Updated: Feb 10, 2019
One of the hottest topics in Silicon Valley is “Machine Learning.” It is everywhere. As we wrote in a previous blog post, having a machine learning component to your software is no longer a nice to have, but a must have.
But the idea of machine learning has been around for much longer than most people realize. In 1952 Arthur Samuel, a researcher at IBM, created the first machine learning program using an IBM 701. The program allowed the 701 to learn how to play the game Checkers. The idea that a machine could learn was so revolutionary that IBM’s stock jumped 15% after the program was publicly demonstrated.
Since that simple beginning, machine learning has grown to encompass many types including (but not limited to):
Decision tree learning
Association rule learning
Artificial neural networks
Inductive logic programming
Support vector machines
Similarity and metric learning
Sparse dictionary learning
Rule-based machine learning
Learning classifier systems
Feature selection approach
Each has a specific strength (and weakness) and work better with differing applications.
One of the common machine learning approaches is called “Convolutional Neural Networks” (a type of artificial neural network).

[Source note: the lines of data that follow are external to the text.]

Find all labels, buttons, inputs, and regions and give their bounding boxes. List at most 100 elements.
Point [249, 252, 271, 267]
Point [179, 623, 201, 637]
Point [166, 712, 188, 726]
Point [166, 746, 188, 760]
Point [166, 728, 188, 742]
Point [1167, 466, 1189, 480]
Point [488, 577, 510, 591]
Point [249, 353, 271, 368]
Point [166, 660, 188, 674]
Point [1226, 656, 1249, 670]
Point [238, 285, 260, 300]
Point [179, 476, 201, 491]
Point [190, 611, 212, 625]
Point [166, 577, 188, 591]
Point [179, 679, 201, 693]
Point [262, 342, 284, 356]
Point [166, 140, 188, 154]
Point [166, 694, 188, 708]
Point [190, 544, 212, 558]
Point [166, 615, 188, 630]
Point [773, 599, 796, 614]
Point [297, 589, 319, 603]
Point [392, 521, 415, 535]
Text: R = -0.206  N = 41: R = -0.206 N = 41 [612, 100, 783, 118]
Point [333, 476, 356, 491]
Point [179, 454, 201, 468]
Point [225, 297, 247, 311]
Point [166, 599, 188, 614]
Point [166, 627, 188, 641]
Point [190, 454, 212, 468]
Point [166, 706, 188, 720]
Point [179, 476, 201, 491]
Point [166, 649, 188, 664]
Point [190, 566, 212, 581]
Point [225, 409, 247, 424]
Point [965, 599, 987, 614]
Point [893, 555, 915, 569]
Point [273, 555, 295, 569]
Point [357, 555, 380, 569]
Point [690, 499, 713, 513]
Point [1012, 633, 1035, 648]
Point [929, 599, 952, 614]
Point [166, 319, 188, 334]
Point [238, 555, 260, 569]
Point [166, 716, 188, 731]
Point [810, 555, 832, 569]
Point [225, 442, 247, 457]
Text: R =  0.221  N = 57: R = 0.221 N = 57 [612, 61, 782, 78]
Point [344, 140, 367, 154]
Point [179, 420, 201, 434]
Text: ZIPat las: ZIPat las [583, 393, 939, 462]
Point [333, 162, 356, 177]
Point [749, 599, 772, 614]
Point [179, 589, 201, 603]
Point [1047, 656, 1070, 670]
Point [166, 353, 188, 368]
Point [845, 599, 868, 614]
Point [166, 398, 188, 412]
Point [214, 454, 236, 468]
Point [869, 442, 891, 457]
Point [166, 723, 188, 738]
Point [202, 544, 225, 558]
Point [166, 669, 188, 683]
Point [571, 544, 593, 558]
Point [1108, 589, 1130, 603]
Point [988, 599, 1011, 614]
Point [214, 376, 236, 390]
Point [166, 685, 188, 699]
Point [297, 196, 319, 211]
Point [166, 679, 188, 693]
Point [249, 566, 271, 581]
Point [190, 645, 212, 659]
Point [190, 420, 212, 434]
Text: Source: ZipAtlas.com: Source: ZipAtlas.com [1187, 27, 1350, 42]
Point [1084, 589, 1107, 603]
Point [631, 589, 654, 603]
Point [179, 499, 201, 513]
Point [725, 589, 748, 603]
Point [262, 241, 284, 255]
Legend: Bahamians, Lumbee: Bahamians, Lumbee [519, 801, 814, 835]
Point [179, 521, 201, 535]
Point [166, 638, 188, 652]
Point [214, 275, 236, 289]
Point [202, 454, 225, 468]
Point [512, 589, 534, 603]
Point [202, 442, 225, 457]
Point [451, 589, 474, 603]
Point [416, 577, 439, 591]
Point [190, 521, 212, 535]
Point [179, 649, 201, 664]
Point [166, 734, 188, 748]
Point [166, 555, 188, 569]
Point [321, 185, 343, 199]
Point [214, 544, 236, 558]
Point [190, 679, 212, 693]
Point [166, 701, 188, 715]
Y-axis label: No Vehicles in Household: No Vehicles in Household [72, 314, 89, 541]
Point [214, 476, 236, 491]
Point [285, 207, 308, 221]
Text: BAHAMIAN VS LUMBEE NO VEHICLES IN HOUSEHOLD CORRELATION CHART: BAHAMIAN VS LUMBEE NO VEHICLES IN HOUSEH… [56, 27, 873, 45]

Convolutional networks are used in image recognition, video analysis, natural language processing and drug discovery.
CNNs are especially useful in image recognition. But they have a significant problem. CNNs are good at identifying different elements in an image, but they are not able to model spatial relationships internal to the image.
Look at this image. A CNN would be able to identify the mouth, the eyes and the nose, but not the relationship between the elements. Both images are “the same” to a CNN.
The problem is more significant when you want the software to be able recognize items in images from multiple viewpoints, such as recognizing a face from the left side, the right side, the front, from an elevated view point or from below. The human brain can look at the images below and understand that all of them are the Statue of Liberty. But traditional CNNs would fail at this task.
The typical solution to the problem is to increase the size of the training set – add images that show the same thing from many different angles.
In 2017, Geoffrey Hinton, known as the “Godfather of Deep Learning” and a researcher at Goolge Brain published two papers that introduced the concept of a Capsule Network. Without going into great detail, a Capsule Network is a specific type of CNN that adds another layer to the architecture of A CNN.
So why is everyone in the Deep Learning community talking about this? Early prototypes of capsule networks have reduced the error rate by as much as 45% compared to the previous state of the art. Hinton’s papers have triggered a vast amount of additional work and experimentation. There is still much work to be done before Capsule Networks become mainstream, but it is one of the hot topics in Silicon Valley right now.